Ömer Çelik (AK Parti Genel Başkan Yardımcısı ve Parti Sözcüsü)
Bu çarpık zihniyetin mazide kaldığını düşünüyorduk. Ancak farklı kisveler altında sürdüğünü görüyoruz. Bu nefret zihniyeti ülkemizde asla zemin bulamaz. Nefrete karşı insanlık değerlerini savunmaya devam edeceğiz. İnsanlık onuru her türlü nefretin üstündedir.

Numan Kurtulmuş (AK Parti Genel Başkan Vekili)
İmam Hatiplilere ya da bir başkasına karşı sorumsuz, ötekileştirici, aşağılayıcı, düşmanlaştırıcı ifadeler kullanmak kimsenin haddi değildir.

Hamza Dağ (AK Parti Genel Başkan Yardımcısı)
Ahlaksızlığı özgürlük, terbiyesizliği cesaret, hakareti maharet sanan şarkıcının topluma fitne tohumu ekmek dışında hiçbir katkısı yok. Parasını verir LGBT bayrağı açtırırlar, parasını verir İmam Hatiplere saldırtırlar. Soytarılığı sanatçı sananlar haddini bilmeli.

Mehmet Uçum (Cumhurbaşkanlığı Baş Danışmanı)
Türkiye vatandaşı ama fiilen batıcı asimilasyonun çocukları dine değil İslam’a karşıdır. Kilise okullarını baş tacı eder, İmam Hatipleri aşağılarlar. Ezandan nefret eder çan sesini huşuyla dinlerler. Konu basit bir nefret suçu değil, ülkemize ve değerlerine derin bir düşmanlıktır.

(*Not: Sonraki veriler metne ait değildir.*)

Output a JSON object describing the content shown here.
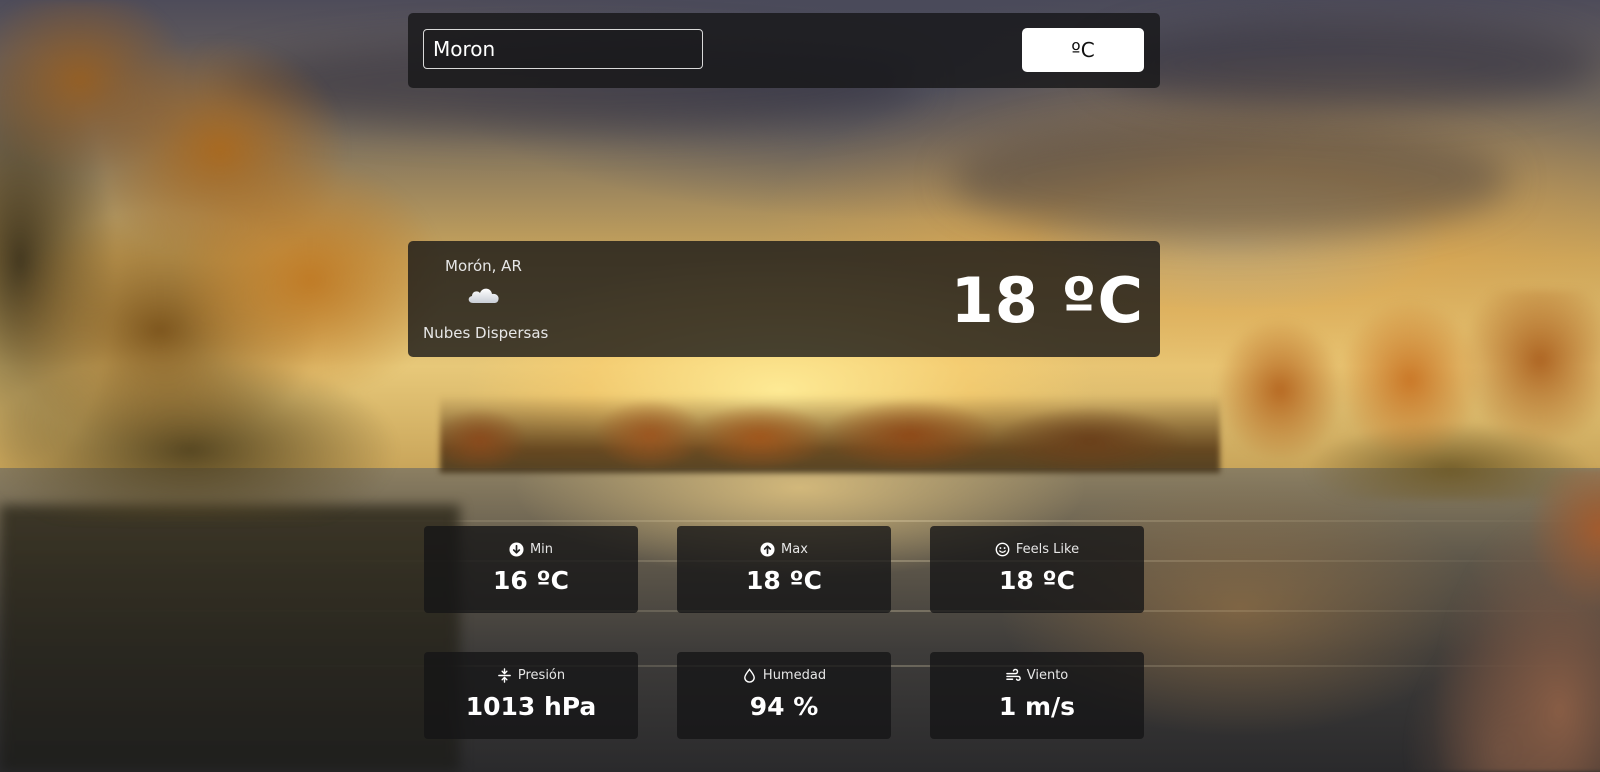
{
  "search": {
    "value": "Moron"
  },
  "unit_toggle": {
    "label": "ºC"
  },
  "current": {
    "location": "Morón, AR",
    "icon": "cloud-icon",
    "description": "Nubes Dispersas",
    "temperature": "18 ºC"
  },
  "stats": {
    "min": {
      "icon": "arrow-down-circle-icon",
      "label": "Min",
      "value": "16 ºC"
    },
    "max": {
      "icon": "arrow-up-circle-icon",
      "label": "Max",
      "value": "18 ºC"
    },
    "feels_like": {
      "icon": "smiley-icon",
      "label": "Feels Like",
      "value": "18 ºC"
    },
    "pressure": {
      "icon": "compress-icon",
      "label": "Presión",
      "value": "1013 hPa"
    },
    "humidity": {
      "icon": "droplet-icon",
      "label": "Humedad",
      "value": "94 %"
    },
    "wind": {
      "icon": "wind-icon",
      "label": "Viento",
      "value": "1 m/s"
    }
  }
}
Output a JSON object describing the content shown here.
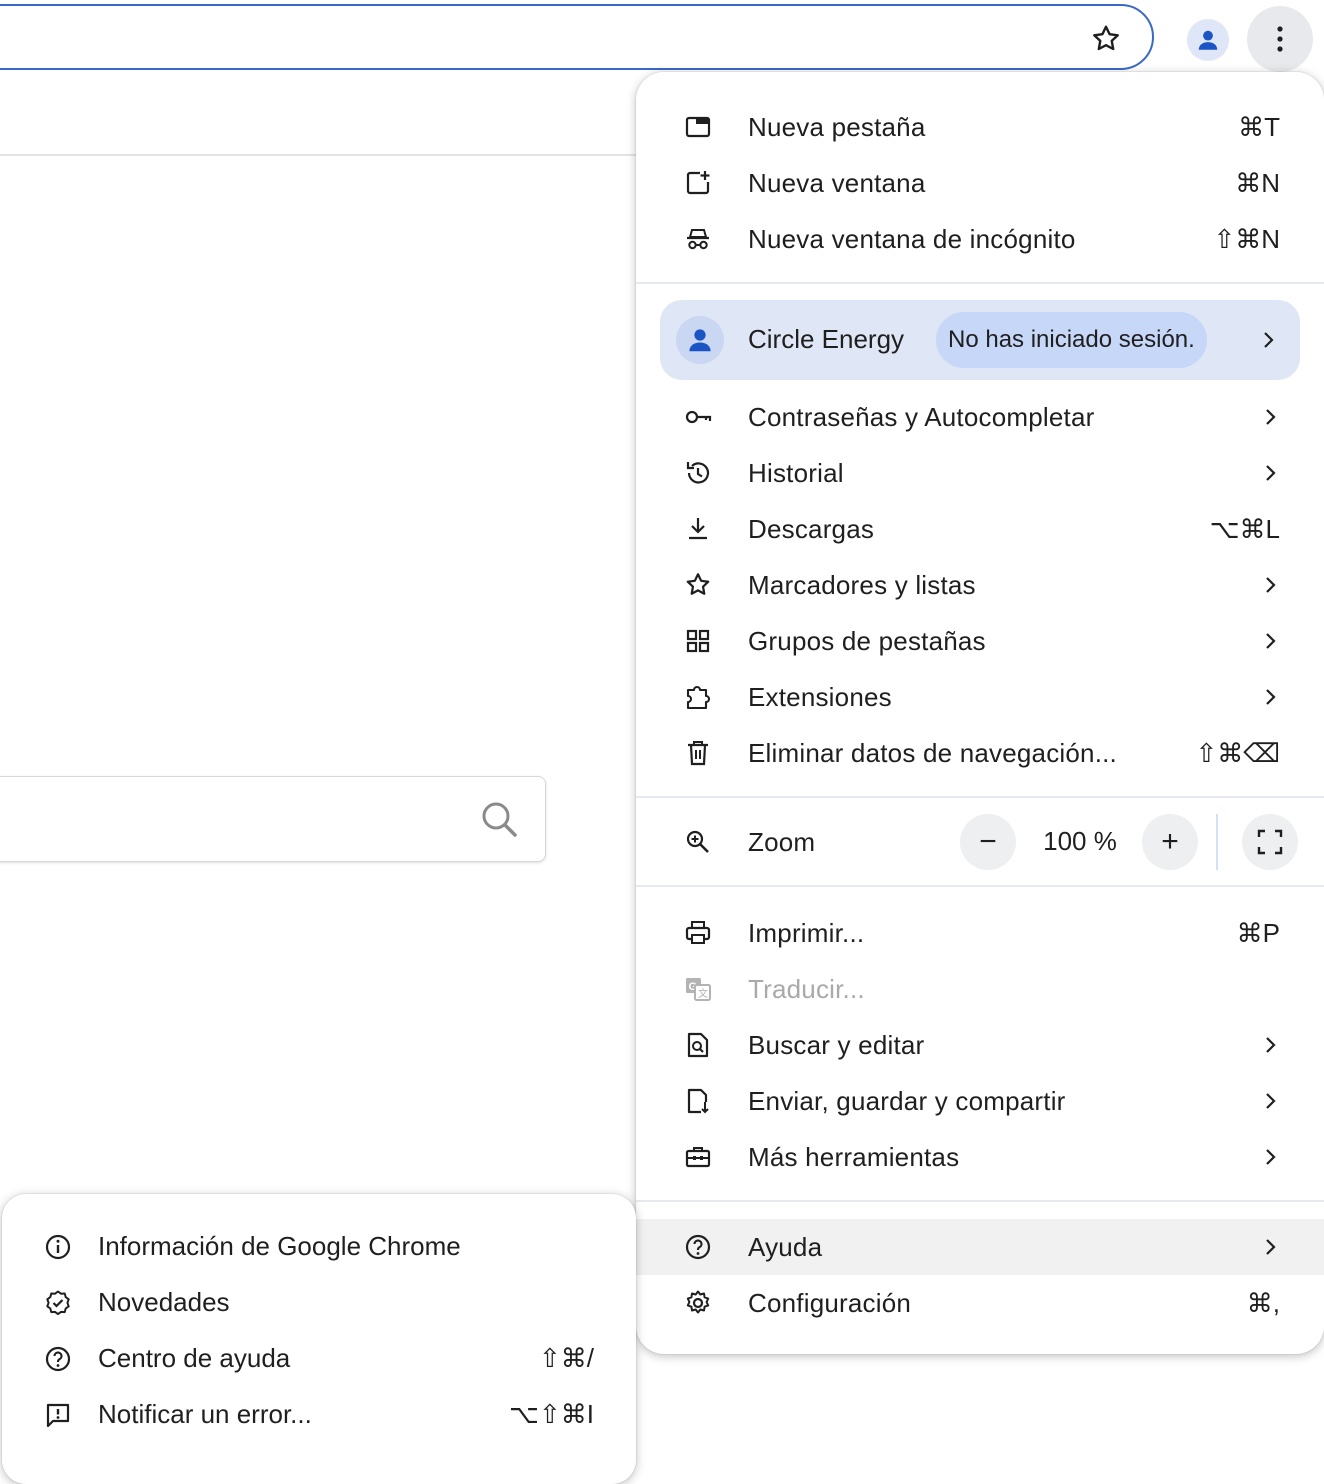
{
  "toolbar": {
    "bookmark_icon": "star-outline-icon",
    "profile_icon": "person-icon",
    "menu_icon": "three-dots-vertical-icon"
  },
  "menu": {
    "group1": [
      {
        "label": "Nueva pestaña",
        "shortcut": "⌘T",
        "icon": "new-tab-icon"
      },
      {
        "label": "Nueva ventana",
        "shortcut": "⌘N",
        "icon": "new-window-icon"
      },
      {
        "label": "Nueva ventana de incógnito",
        "shortcut": "⇧⌘N",
        "icon": "incognito-icon"
      }
    ],
    "profile": {
      "name": "Circle Energy",
      "status": "No has iniciado sesión."
    },
    "group2": [
      {
        "label": "Contraseñas y Autocompletar",
        "icon": "key-icon",
        "submenu": true
      },
      {
        "label": "Historial",
        "icon": "history-icon",
        "submenu": true
      },
      {
        "label": "Descargas",
        "shortcut": "⌥⌘L",
        "icon": "download-icon"
      },
      {
        "label": "Marcadores y listas",
        "icon": "star-icon",
        "submenu": true
      },
      {
        "label": "Grupos de pestañas",
        "icon": "tab-groups-icon",
        "submenu": true
      },
      {
        "label": "Extensiones",
        "icon": "extension-icon",
        "submenu": true
      },
      {
        "label": "Eliminar datos de navegación...",
        "shortcut": "⇧⌘⌫",
        "icon": "trash-icon"
      }
    ],
    "zoom": {
      "label": "Zoom",
      "value": "100 %",
      "minus": "−",
      "plus": "+"
    },
    "group3": [
      {
        "label": "Imprimir...",
        "shortcut": "⌘P",
        "icon": "print-icon"
      },
      {
        "label": "Traducir...",
        "icon": "translate-icon",
        "disabled": true
      },
      {
        "label": "Buscar y editar",
        "icon": "find-page-icon",
        "submenu": true
      },
      {
        "label": "Enviar, guardar y compartir",
        "icon": "save-share-icon",
        "submenu": true
      },
      {
        "label": "Más herramientas",
        "icon": "toolbox-icon",
        "submenu": true
      }
    ],
    "group4": [
      {
        "label": "Ayuda",
        "icon": "help-icon",
        "submenu": true,
        "highlighted": true
      },
      {
        "label": "Configuración",
        "shortcut": "⌘,",
        "icon": "settings-icon"
      }
    ]
  },
  "help_submenu": [
    {
      "label": "Información de Google Chrome",
      "icon": "info-icon"
    },
    {
      "label": "Novedades",
      "icon": "new-badge-icon"
    },
    {
      "label": "Centro de ayuda",
      "shortcut": "⇧⌘/",
      "icon": "help-icon"
    },
    {
      "label": "Notificar un error...",
      "shortcut": "⌥⇧⌘I",
      "icon": "feedback-icon"
    }
  ],
  "colors": {
    "accent": "#3a69c8",
    "profile_bg": "#dfe6f5",
    "chip_bg": "#c6d7f8",
    "avatar_blue": "#1b54c4"
  }
}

Mehmet Nuri Ersoy (Kültür ve Turizm Bakanı)
Devletimizin güzide bir kurumunu, milli ve manevi değerlerimizle yetişmiş nesillerimizi hakaret yoluyla hedef alan sözler milletimizi incitmiş, vicdanlarımızı yaralamıştır.

Prof. Dr. Ali Erbaş (Diyanet İşleri Başkanı)
En zor zamanlarında bile milletimizin sahip çıkıp bağrına bastığı, hayra çağırmak, iyiliği yaymak ve kötülüğü ortadan kaldırmak için kurulan ve 70 yıldır bu gayeye önder olan İmam-Hatip Okullarına ve mensuplarına hakaret edilmesi kabul edilemez. Şiddetle kınıyorum.